Robinson died on November 10, 1891, in Philadelphia and was interred at Laurel Hill Cemetery. He had survived his brother Conway Robinson by seven years (although Conway's body would be returned to Richmond for burial). Moncure Robinson's widow survived him by four years; their son and railroadman John M. Robinson reconciled with his father in their last years but only survived him by two years. Eulogists remembered that as a young man, Moncure Robinson had been one of the new Republic's first railroad civil engineers. Robinson wrote his will on September 11, 1873 (months before Conway's death), and left an endowment for preservation of the Aquia Episcopal Church, Aquia, Virginia (his grandfather was reverend there, and his parents and many cousins of various degrees of descent are buried there—the Robinson trust still funds the cemetery's maintenance). His personal papers and the papers of the Robinson family are held by the Special Collections Research Center at the College of William and Mary.

=== Reputation ===
Robinson became the leading railroad engineer in the United States, attained an international reputation for engineering excellence and executive talent, and during his retirement continued to consult on various railroad projects. Called "one of the most distinguished civil engineers in the United States" and the "genius of America's earliest railways," Robinson was instrumental in the early development and growth of the country's great railroad system.

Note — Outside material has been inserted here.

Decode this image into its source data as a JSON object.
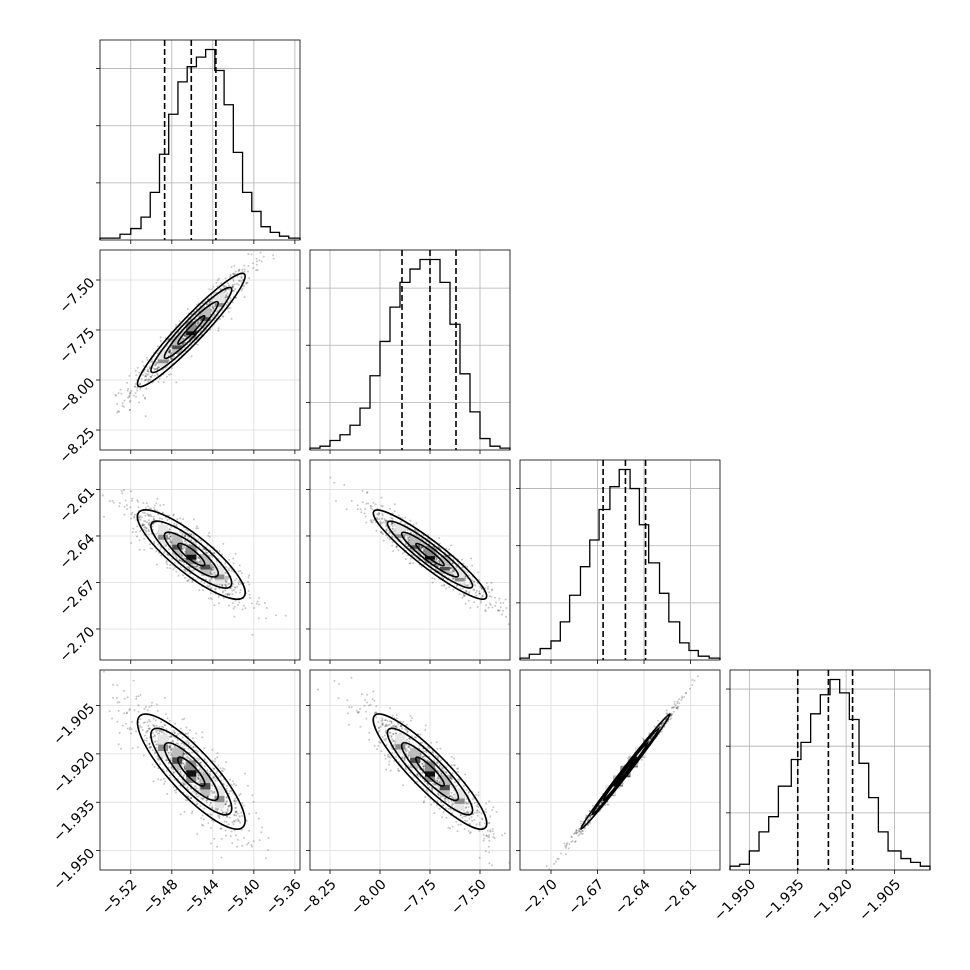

He influenced Frederick List, called the "Father of German Railroads" and Michel Chevalier, the Minister of Public Works under Louis Philippe and the most eminent engineer in France.

==Publications==
- Francis William Rawle, Moncure Robinson. Central Rail Road: Reports of the Engineers of the Danville and Pottsville Rail Road Company; with the Report of the Committee of the Board Thereon, October 15, 1831. Danville and Pottsville Rail Road Company. Clark & Raser, 1831
- Moncure Robinson. Report on the Continuation of the Little Schuylkill Rail Road: From Port Clinton to Reading. J. and W. Kite, printers, 1834
- Moncure Robinson, Jonathan Knight, Benjamin Hall Wright. Report of M. Robinson ... Jonathan Knight ... and Benjamin Wright ... Civil Engineers, upon the plan of the New-York and Erie Rail Road. Scott & Company, 1835
- Moncure Robinson. Report of Moncure Robinson, Esq: Upon the Surveys for the Louisa Rail Road, Volume 38. T.W. White, 1836.